John Vorhaus, noted poker player and author, coined an interesting phrase when talking about poker players. I believe it applies beyond poker, although it is much easier to explain in the context of a poker game.

If you have never played poker, perhaps you have seen the game played on television? Ten players sit around a table at their designated seats. In a regular casino game, also known as a ring game, seat selection is random. If you are sitting in a seat you do not like it, as soon as someone leaves their seat, and no one else has asked for a seat change, you are usually allowed to take the seat just vacated. Although there are exceptions, this is generally how it works.

Mr. Vorhaus noted an interesting situation which happens at the poker tables where people should change their seats for various reasons but do not. The term Mr. Vorhauss coined is, “ass glue”. Unfortunately I suffer from it more than I should. On a side note, if you are an aspiring poker player, Mr. Vorhauss has some excellent books, you may wish to add to your poker library. For the rest of us, we sometimes let ourselves be glued into our current situation all to easily.

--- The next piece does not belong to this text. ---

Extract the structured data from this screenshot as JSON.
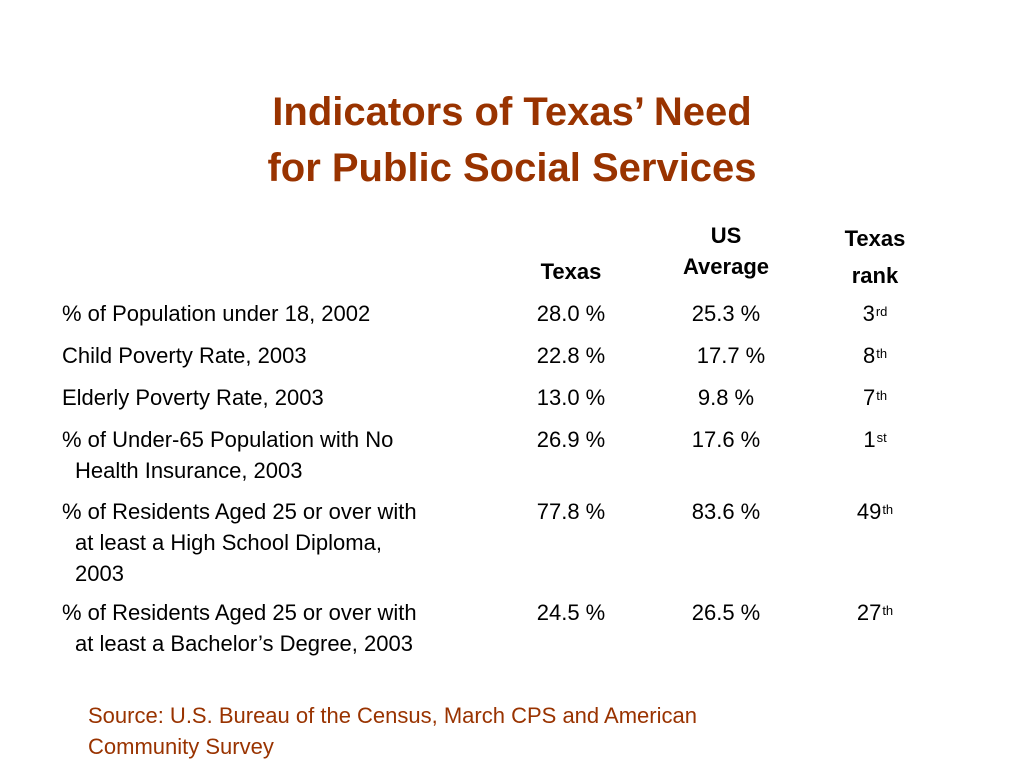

It is easier not to find a better job, take some classes, read a self help book, or even learn to appreciate our job and do it better than it is to do nothing. For some of us being glued in place is our day to day personal life. We go through the same routine each day. A routine we really are not that happy with, but we do it anyway.

We finish up our day and it was the same as the day before. This ‘glue’ happens in all areas of our life! We did this activity or set of activities twenty years ago, and we are still doing them today. We have fallen in love, married, have children, and still try to live as we did before love, marriage, and family. Then we wonder why we are not happy, and our family is not happy.

As painful as the idea sounds we have to rip our selves out of the chair and live our life! We need to have new adventures, experience new hobbies, and gain new friends. This does not mean leaving your family behind while you go and do these things. Bring them with, and have fun as a family! This should be what our life is about, for most of us at any rate.

Once you are out of your parents house and starting your own life, you are now in a time period known as – the rest of your life. The rest of your life may end in thirty seconds, later today, tomorrow, or decades from now, but it will end sometime.

One thing is certain, you will never be more alive than you are right now, nor will your family, friends, and friends to be. No one you know or will know will ever be as alive as they are right now! We have all heard of someone who worked and saved all their life for that wonderful retirement only to have it snatched from their fingers by some tragedy. Don’t let that person be you!

Change is good, everything changes, nothing stays the same. If you are fortunate in your life, you will live long enough to get old! You will think about the good times you had when you were young. It is horrible to be old and think about all the things you could have done, but did not.

Reality is that some of us reading this right now will not wake up tomorrow. Go do things today! Use your body, it has no use beyond what you do with it. Life will be much more satisfying when you think back on all the things you tried and did, whether they worked or not, than to sit and think about all the things you could have done or were going to do, but did not. Do not let glue control your life.